"TÜRKİYE'DE 1,5 MİLYON KONUTUN DÖNÜŞÜMÜ YAPILDI"
Çevre ve Şehircilik Bakanı Murat Kurum, 2012'den bu yana Türkiye'de 1,5 milyon konutun dönüşümünün sağlandığını söyledi.
TOKİ ile 1 milyon konutun üretiminin sağlandığını, kentsel dönüşümdeki mağduriyeti engellemek adına düzenlemeler yaparak ülkedeki yapı stokunun yüzde 55'ini de teminat altına aldıklarını vurgulayan Kurum, kamu binaları, hastaneler, okullar gibi birçok yerde yenileme projeleri gerçekleştirildiğini anlattı.
Kurum, Elazığ depreminde, oradaki şehir hastanesinin sarsıntıdan hiç etkilenmeden faaliyetine devam ettiğini dile getirdi.
Murat Kurum, kentteki tüm kamu binalarına ilişkin envanterin çıkarıldığını, Çapa ve Cerrahpaşa hastanelerinde yeni projelerin hem mevcut yerinde hem de üniversitenin diğer kampüslerinde hayata geçirildiğini kaydetti.
Hasdal'da yapımı devam eden önemli bir kampüsün 2 yıl içinde tamamlanacağını, yine Avcılar kampüsünde de binaların yapımının sürdüğünü anlatan Kurum, İstanbul'daki finans merkezinin inşaatının da bu yılın sonunda tamamlanacağını, bankacılık sektörünün depremin ardından devam etmesinin önemli olduğunu söyledi.

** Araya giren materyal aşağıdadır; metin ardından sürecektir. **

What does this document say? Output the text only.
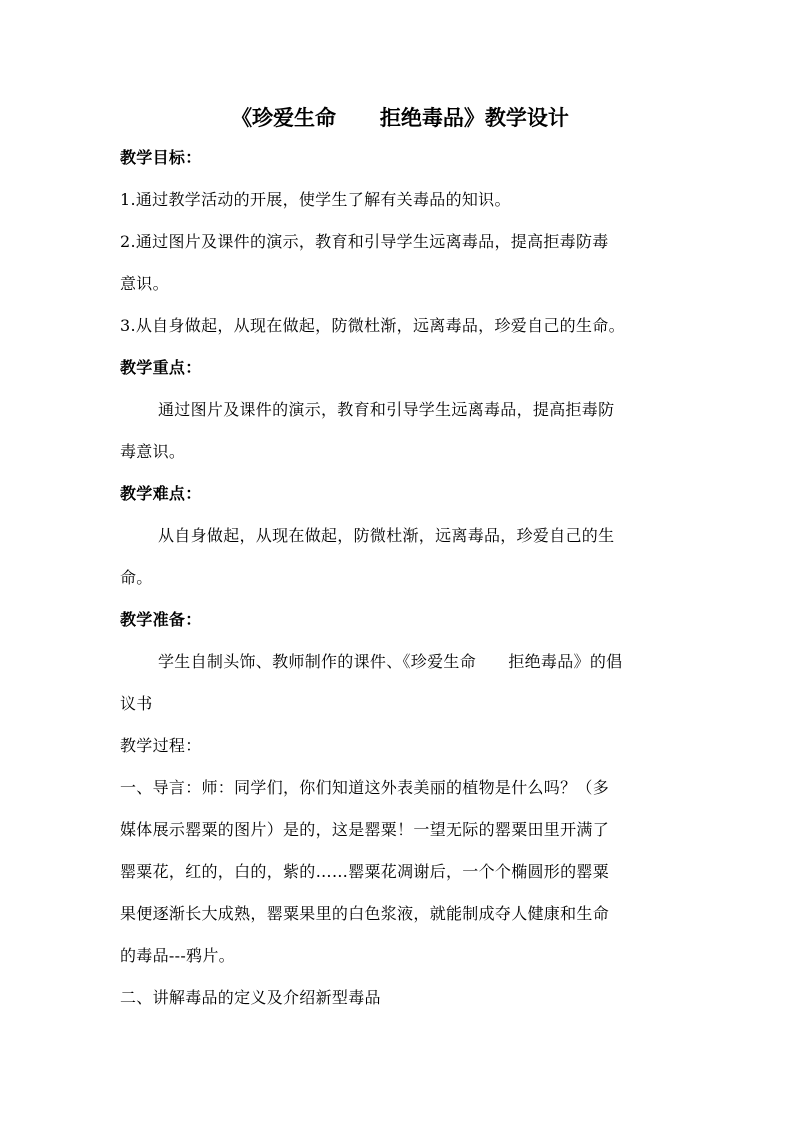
《珍爱生命      拒绝毒品》教学设计
教学目标：
1.通过教学活动的开展，使学生了解有关毒品的知识。
2.通过图片及课件的演示，教育和引导学生远离毒品，提高拒毒防毒
意识。
3.从自身做起，从现在做起，防微杜渐，远离毒品，珍爱自己的生命。
教学重点：
通过图片及课件的演示，教育和引导学生远离毒品，提高拒毒防
毒意识。
教学难点：
从自身做起，从现在做起，防微杜渐，远离毒品，珍爱自己的生
命。
教学准备：
学生自制头饰、教师制作的课件、《珍爱生命      拒绝毒品》的倡
议书
教学过程：
一、导言：师：同学们，你们知道这外表美丽的植物是什么吗？（多
媒体展示罂粟的图片）是的，这是罂粟！一望无际的罂粟田里开满了
罂粟花，红的，白的，紫的……罂粟花凋谢后，一个个椭圆形的罂粟
果便逐渐长大成熟，罂粟果里的白色浆液，就能制成夺人健康和生命
的毒品---鸦片。
二、讲解毒品的定义及介绍新型毒品
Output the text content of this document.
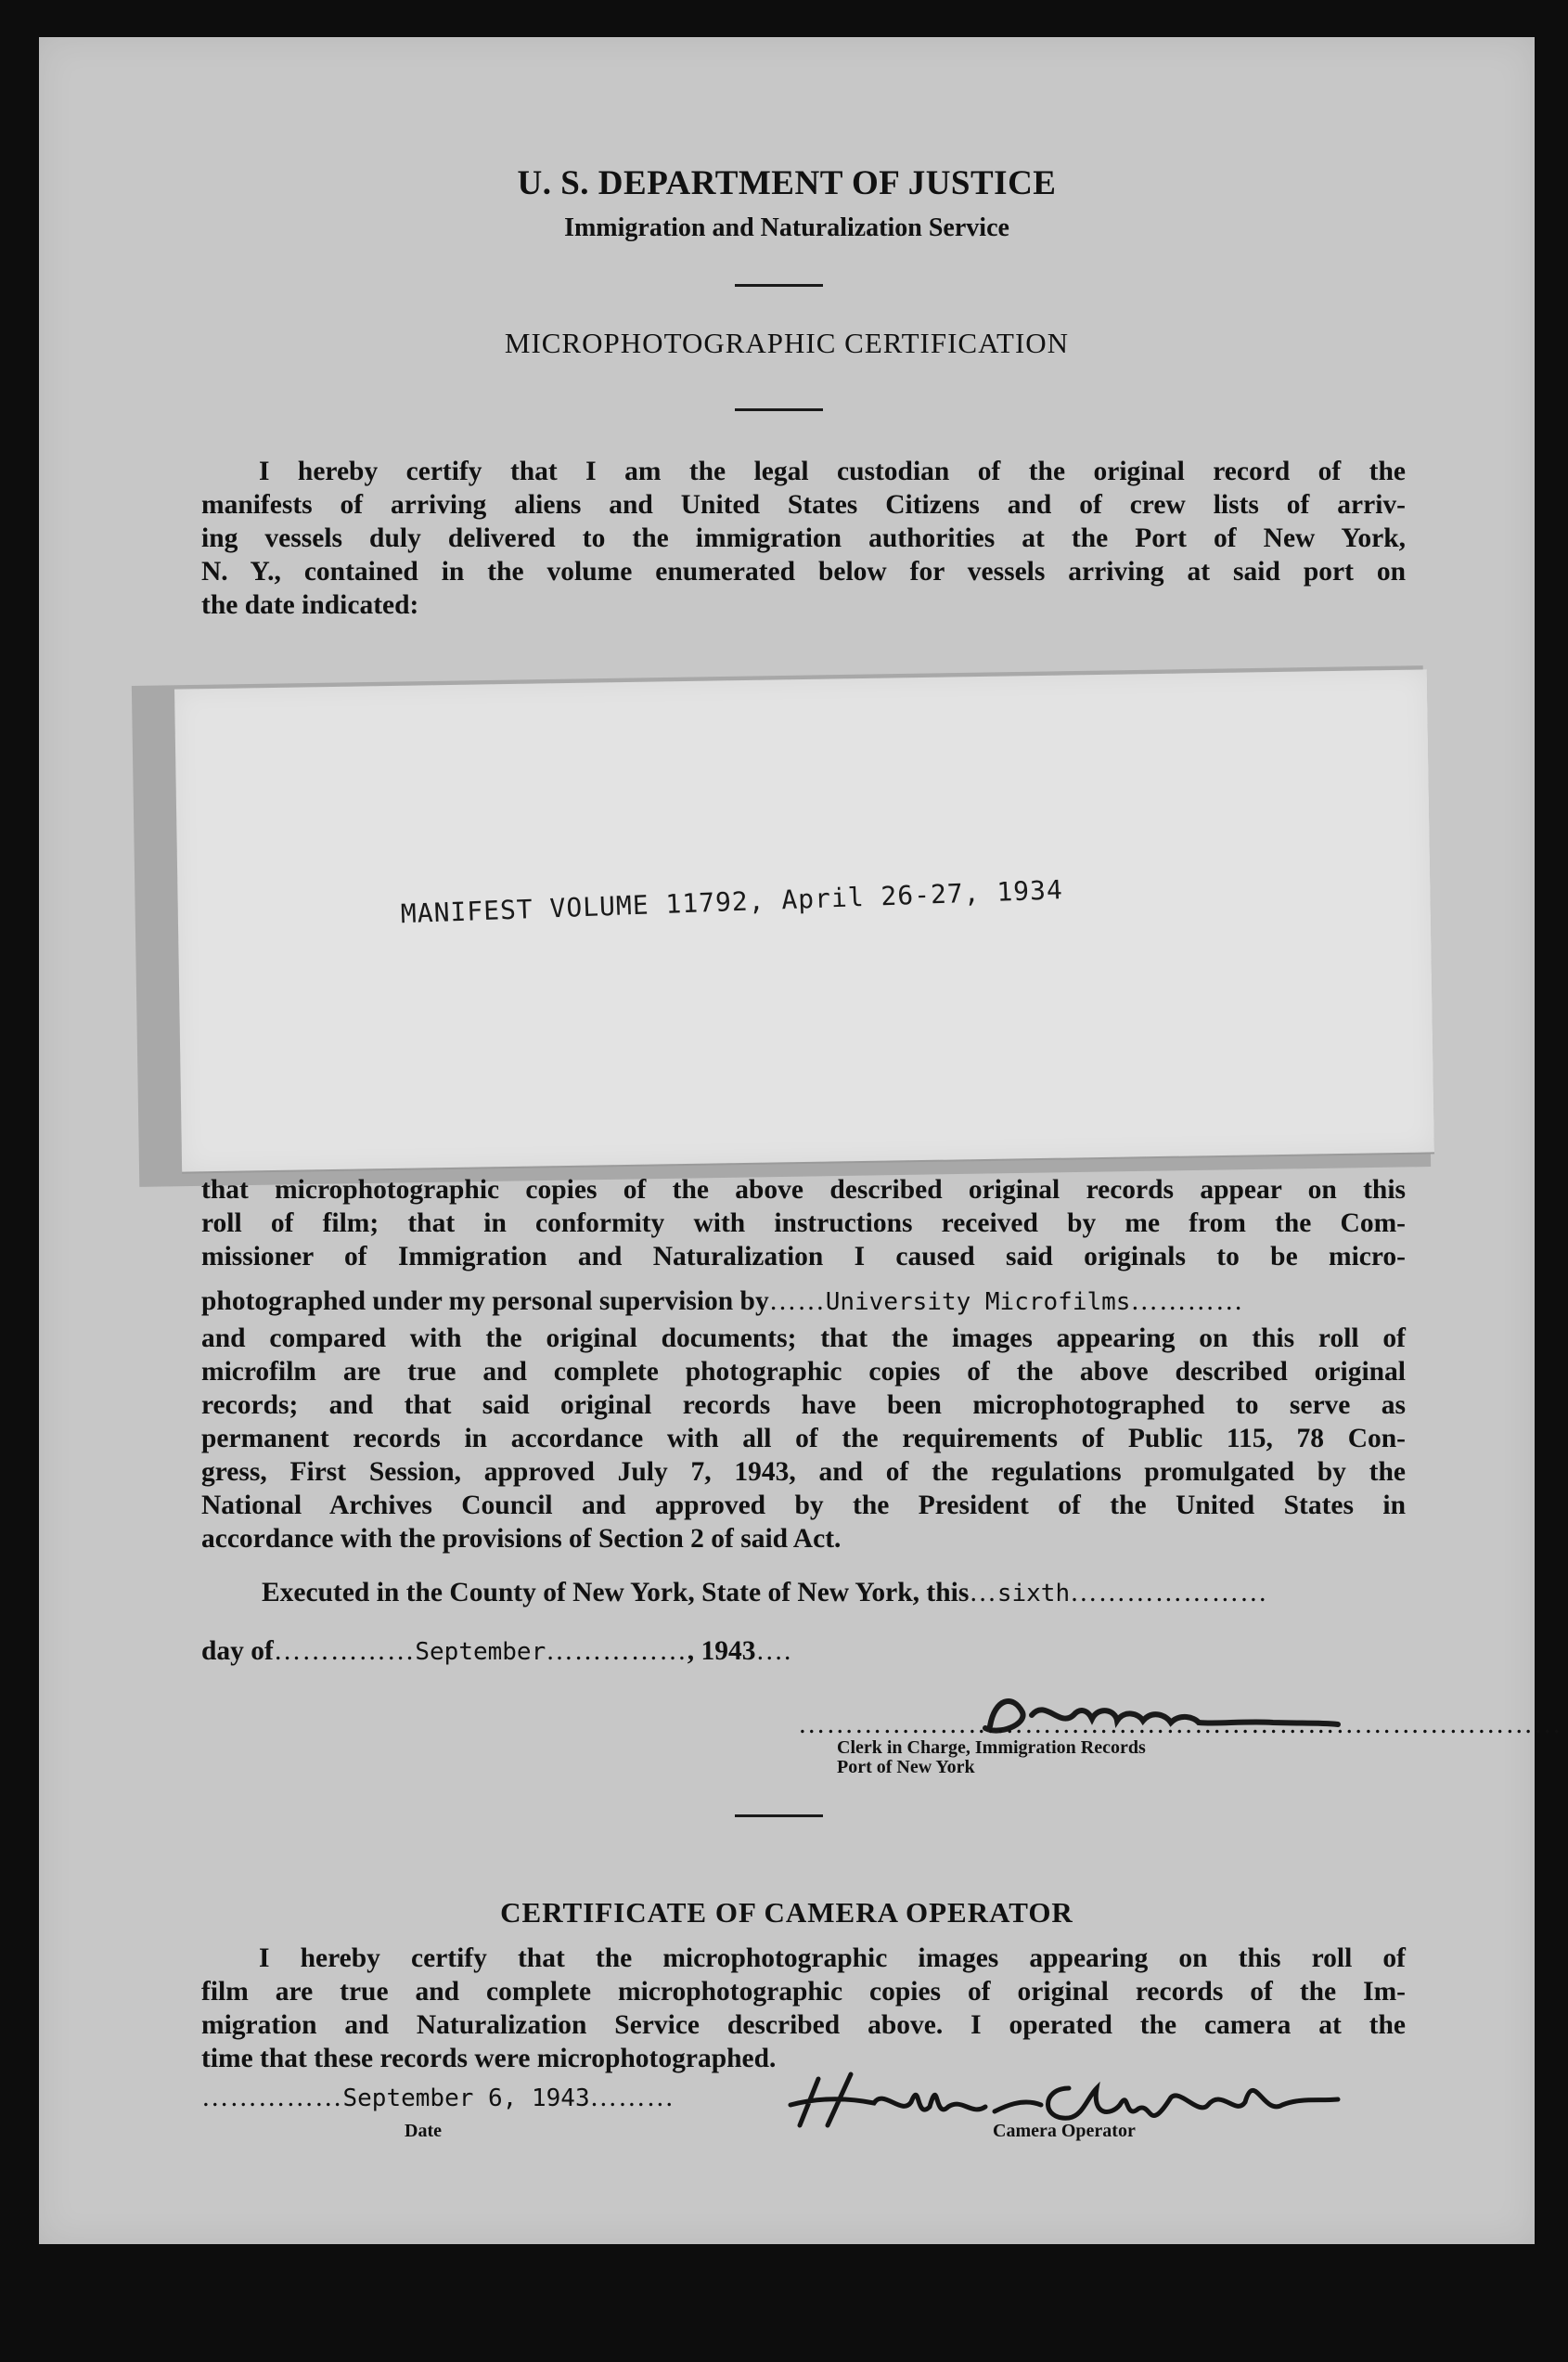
U. S. DEPARTMENT OF JUSTICE
Immigration and Naturalization Service
MICROPHOTOGRAPHIC CERTIFICATION
I hereby certify that I am the legal custodian of the original record of the
manifests of arriving aliens and United States Citizens and of crew lists of arriv-
ing vessels duly delivered to the immigration authorities at the Port of New York,
N. Y., contained in the volume enumerated below for vessels arriving at said port on
the date indicated:
MANIFEST VOLUME 11792, April 26-27, 1934
that microphotographic copies of the above described original records appear on this
roll of film; that in conformity with instructions received by me from the Com-
missioner of Immigration and Naturalization I caused said originals to be micro-
photographed under my personal supervision by……University Microfilms…………
and compared with the original documents; that the images appearing on this roll of
microfilm are true and complete photographic copies of the above described original
records; and that said original records have been microphotographed to serve as
permanent records in accordance with all of the requirements of Public 115, 78 Con-
gress, First Session, approved July 7, 1943, and of the regulations promulgated by the
National Archives Council and approved by the President of the United States in
accordance with the provisions of Section 2 of said Act.
Executed in the County of New York, State of New York, this…sixth…………………
day of……………September……………, 1943….
………………………………………………………………………
Clerk in Charge, Immigration Records
Port of New York
CERTIFICATE OF CAMERA OPERATOR
I hereby certify that the microphotographic images appearing on this roll of
film are true and complete microphotographic copies of original records of the Im-
migration and Naturalization Service described above. I operated the camera at the
time that these records were microphotographed.
……………September 6, 1943………
Date	Camera Operator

"İSTANBUL'DAKİ KENTSEL DÖNÜŞÜME HER TÜRLÜ DESTEĞİ VERECEĞİZ"
Bakan Kurum, "İstanbul'da 2012'den bu yana 380 bin konutun dönüşümünü sağladık. 117 bin konutumuz sahada fiilen dönüşüm projesi içerisinde. Bunu Gaziosmanpaşa, Kartal, Orhantepe, Kadıköy, Üsküdar, Ataşehir, Maltepe, Bağcılar, Güngören'de yapıyoruz. Zeytinburnu, Eyüpsultan, Başakşehir, Beyoğlu Sültüce, Okmeydanı, Hacıhüsrev ve Esenler'de çok önemli projeler yürütüyoruz. İstanbul'daki kentsel dönüşüme her türlü desteği vereceğiz." ifadelerini kullandı.
Kentsel dönüşümün yerinde, vatandaşın rızasıyla yapılmasına dikkat ettiklerini belirten Kurum, bunun hiçbir şekilde rant projesi olarak görülmemesi gerektiğini söyledi.
Kurum, her kentsel dönüşüm projesinde kira, taşınma ve kamulaştırma yardımı yapıldığını, bugüne kadar bakanlık olarak bunlara 15,5 milyar lira harcandığı kaydetti.
Kentsel dönüşümün kararlı bir şekilde yürütülmesinin önemine işaret eden Kurum, kentsel dönüşümde devletin tek kazancının 6306 sayılı kanun kapsamında dönüştürülen sağlam ve güvenli konutlara vatandaşların yerleştirilmesi olduğunu dile getirdi.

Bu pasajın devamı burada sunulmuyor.